Un exemple a été donné par le protocole en faveur de davantage de mixité sociale dans le privé. Il a été négocié entre Pap Ndiaye, alors ministre de l'Education nationale, et le SGEC. Il devrait être lancé à la rentrée prochaine. Les académies ont reçu des instructions pour privilégier les ouvertures de classes dans les établissements déjà mixtes socialement. Les moyens du Pacte seront aussi modulés selon l'ouverture sociale.

Ils ne s'interdisent pas non plus ce qui ressemble à des complaisances. Dans un média, Caroline Pascal, Dgesco, avait déclaré qu'il n'y avait pas d'homophobie au lycée Stanislas. "Je le regrette si les élèves n'ont rien osé dire aux inspecteurs généraux", dit-elle. Paul Vannier donne alors des témoignages extraits du rapport de l'Inspection générale qui sont autant de témoignages contraires. "Les faits n'étaient pas suffisants", répond C Pascal. "J'ai dit qu'il n'y a pas d'homophobie institutionnelle". Elle concède "un climat fortement genré" à Stanislas...

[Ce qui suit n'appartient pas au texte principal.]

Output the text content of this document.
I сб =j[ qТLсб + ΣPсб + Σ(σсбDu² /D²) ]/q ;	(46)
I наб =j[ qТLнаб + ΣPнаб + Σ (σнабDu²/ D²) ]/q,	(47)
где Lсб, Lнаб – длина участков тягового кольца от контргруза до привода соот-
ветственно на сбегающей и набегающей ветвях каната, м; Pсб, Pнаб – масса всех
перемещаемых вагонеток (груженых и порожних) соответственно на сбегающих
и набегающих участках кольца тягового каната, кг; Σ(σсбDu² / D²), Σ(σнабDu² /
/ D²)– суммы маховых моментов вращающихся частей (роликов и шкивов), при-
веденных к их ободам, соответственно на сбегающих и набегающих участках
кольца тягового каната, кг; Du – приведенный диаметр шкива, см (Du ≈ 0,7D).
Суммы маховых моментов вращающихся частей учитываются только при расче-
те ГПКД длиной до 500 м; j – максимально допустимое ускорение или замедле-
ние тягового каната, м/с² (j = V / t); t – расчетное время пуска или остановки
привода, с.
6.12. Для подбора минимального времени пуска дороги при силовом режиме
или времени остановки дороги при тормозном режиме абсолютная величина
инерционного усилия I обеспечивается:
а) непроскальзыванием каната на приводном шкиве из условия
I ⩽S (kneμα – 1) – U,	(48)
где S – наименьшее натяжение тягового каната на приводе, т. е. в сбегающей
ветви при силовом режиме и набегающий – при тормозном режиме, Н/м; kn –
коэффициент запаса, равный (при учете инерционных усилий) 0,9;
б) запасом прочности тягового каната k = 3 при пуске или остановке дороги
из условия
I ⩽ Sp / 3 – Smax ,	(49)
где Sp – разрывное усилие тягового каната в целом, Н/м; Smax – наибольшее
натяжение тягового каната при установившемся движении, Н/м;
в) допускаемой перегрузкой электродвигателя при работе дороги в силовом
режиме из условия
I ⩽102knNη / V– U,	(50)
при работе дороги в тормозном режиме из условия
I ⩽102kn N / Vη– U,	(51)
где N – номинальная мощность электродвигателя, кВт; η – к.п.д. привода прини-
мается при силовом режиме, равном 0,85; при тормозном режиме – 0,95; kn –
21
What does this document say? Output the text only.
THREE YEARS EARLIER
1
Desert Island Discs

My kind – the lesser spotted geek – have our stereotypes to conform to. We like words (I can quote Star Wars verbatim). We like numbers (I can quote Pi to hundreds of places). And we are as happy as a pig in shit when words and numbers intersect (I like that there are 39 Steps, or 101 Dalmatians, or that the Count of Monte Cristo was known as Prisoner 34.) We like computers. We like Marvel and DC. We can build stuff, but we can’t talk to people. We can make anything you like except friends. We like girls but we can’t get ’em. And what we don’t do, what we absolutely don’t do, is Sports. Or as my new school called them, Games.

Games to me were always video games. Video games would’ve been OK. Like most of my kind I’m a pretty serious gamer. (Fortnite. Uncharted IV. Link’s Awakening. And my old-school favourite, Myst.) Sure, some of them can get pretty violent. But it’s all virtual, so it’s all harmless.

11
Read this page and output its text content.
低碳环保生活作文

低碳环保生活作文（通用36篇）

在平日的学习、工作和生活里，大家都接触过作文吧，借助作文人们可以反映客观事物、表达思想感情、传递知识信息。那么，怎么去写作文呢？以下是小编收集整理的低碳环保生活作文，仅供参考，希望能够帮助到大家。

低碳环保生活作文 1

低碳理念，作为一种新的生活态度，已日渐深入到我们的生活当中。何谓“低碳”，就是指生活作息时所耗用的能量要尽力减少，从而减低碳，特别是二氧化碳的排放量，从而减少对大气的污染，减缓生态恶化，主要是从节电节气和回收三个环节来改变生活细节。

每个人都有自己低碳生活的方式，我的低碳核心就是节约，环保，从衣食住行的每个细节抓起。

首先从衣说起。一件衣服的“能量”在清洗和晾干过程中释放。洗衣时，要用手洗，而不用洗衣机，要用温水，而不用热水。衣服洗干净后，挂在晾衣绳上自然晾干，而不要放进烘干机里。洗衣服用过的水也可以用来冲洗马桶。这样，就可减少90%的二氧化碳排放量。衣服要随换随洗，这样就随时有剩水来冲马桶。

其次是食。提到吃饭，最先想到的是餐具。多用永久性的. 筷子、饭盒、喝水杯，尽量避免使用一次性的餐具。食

Cette longue audition, faite sous serment, révèle trois faits. D'abord l'inefficacité du ministère qui est incapable de suivre réellement les cas de violences commises par des membres du personnel sur des élèves. Il n'y a pas de remontée automatique des cas au ministère pour l'enseignement privé. Il n'y a aucune centralisation du suivi des personnels mis en cause. Le deuxième fait c'est le poids de l'enseignement catholique sur le ministère de l'Education nationale. Le représentant des évêques apparait comme un ministre bis avec qui l'administration négocie alors qu'il n'existe dans aucune loi régissant le privé sous contrat. Philippe Delorme sera auditionné par la commission d'enquête le 2 avril. Mais peut-être le pire est l'attitude de la haute administration de la rue de Grenelle. Auditionnés sous serment, les directeurs du ministère, incapables de montrer leur efficacité, s'en tirent par des saillies.